Culture

Reason Writers at the Movies: Peter Suderman Reviews The Amazing Spider-Man

|

The filmmakers behind the new Spider-Man reboot, The Amazing Spider-Man, have added an adjective, but not much else. Perhaps they should have called it The Repetitive Spider-ManReason Senior Editor Peter Suerman reviews the summer superhero do-over:

There are a handful of minor changes from the original: Spider-Man's love interest is no longer Mary Jane Watson but Gwen Stacy (Emma Stone), whose father (a wonderfully cranky Denis Leary) is a police officer pursuing Spider-Man for vigilantism. Peter Parker's parents are briefly involved, and Spider-Man's guiding principle, "with great power comes great responsibility," has been awkwardly rewritten into a clunkier variant: "If you can do good things for other people, you have a moral obligation to do those things. Not choice — responsibility."

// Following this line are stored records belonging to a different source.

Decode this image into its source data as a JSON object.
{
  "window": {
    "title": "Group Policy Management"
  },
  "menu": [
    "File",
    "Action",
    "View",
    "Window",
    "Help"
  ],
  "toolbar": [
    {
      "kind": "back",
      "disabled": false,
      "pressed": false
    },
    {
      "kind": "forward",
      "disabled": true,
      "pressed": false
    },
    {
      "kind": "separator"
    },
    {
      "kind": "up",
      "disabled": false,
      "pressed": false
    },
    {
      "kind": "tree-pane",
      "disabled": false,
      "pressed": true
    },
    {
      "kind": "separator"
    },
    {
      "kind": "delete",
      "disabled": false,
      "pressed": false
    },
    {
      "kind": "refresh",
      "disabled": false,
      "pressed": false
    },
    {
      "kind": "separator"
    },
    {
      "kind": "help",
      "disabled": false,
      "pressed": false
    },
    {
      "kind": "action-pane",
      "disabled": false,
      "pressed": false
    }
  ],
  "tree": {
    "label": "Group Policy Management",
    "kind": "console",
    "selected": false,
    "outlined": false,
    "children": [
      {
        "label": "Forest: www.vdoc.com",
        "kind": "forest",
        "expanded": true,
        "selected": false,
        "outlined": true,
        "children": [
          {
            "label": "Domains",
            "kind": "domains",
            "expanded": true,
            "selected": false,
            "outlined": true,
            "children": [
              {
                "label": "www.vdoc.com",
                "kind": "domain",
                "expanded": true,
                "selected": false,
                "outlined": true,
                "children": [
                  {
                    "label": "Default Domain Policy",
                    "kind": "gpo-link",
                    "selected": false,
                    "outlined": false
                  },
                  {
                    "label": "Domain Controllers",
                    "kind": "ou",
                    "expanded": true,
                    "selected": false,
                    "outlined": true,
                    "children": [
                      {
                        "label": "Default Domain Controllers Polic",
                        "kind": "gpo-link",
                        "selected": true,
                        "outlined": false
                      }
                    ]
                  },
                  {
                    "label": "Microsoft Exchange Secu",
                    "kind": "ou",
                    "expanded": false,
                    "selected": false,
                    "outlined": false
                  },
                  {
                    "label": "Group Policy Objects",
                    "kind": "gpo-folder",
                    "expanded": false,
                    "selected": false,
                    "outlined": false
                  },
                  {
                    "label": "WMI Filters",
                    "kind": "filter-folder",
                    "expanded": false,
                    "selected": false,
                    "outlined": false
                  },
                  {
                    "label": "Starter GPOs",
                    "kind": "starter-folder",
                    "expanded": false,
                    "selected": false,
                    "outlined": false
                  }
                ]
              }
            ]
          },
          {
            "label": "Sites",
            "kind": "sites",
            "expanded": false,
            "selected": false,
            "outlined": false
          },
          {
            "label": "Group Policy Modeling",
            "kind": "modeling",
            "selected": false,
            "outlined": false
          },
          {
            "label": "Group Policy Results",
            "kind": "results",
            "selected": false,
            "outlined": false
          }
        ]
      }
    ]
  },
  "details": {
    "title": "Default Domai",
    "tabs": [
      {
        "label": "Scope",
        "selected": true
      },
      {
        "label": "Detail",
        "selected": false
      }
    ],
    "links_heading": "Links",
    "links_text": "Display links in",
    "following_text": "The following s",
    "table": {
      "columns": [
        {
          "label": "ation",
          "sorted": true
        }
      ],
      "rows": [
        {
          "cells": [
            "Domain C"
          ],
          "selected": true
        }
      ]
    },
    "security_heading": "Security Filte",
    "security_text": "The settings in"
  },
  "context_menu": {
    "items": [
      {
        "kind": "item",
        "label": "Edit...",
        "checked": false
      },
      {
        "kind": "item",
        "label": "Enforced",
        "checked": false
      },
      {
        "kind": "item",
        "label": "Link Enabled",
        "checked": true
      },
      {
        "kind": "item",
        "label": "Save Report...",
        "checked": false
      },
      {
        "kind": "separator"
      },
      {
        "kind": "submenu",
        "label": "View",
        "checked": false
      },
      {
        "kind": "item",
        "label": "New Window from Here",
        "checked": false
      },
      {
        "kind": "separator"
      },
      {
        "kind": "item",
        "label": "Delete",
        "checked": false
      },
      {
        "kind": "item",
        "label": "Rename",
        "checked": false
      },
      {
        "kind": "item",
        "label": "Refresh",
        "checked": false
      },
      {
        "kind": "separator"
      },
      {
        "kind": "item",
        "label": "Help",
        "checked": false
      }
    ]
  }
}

Indeed, the movie is essentially a lesser rewrite, like a VHS copy degraded by duplication. Aside from a few rearranged plot points, there are few new ideas to be found: Like Willem Dafoe's Green Goblin from "Spider-Man," Mr. Ifans' Lizard is a sympathetic villain who carries out arguments with himself. Even a final stirring moment in which New York's residents come to the hero's aid is lifted almost directly from the original.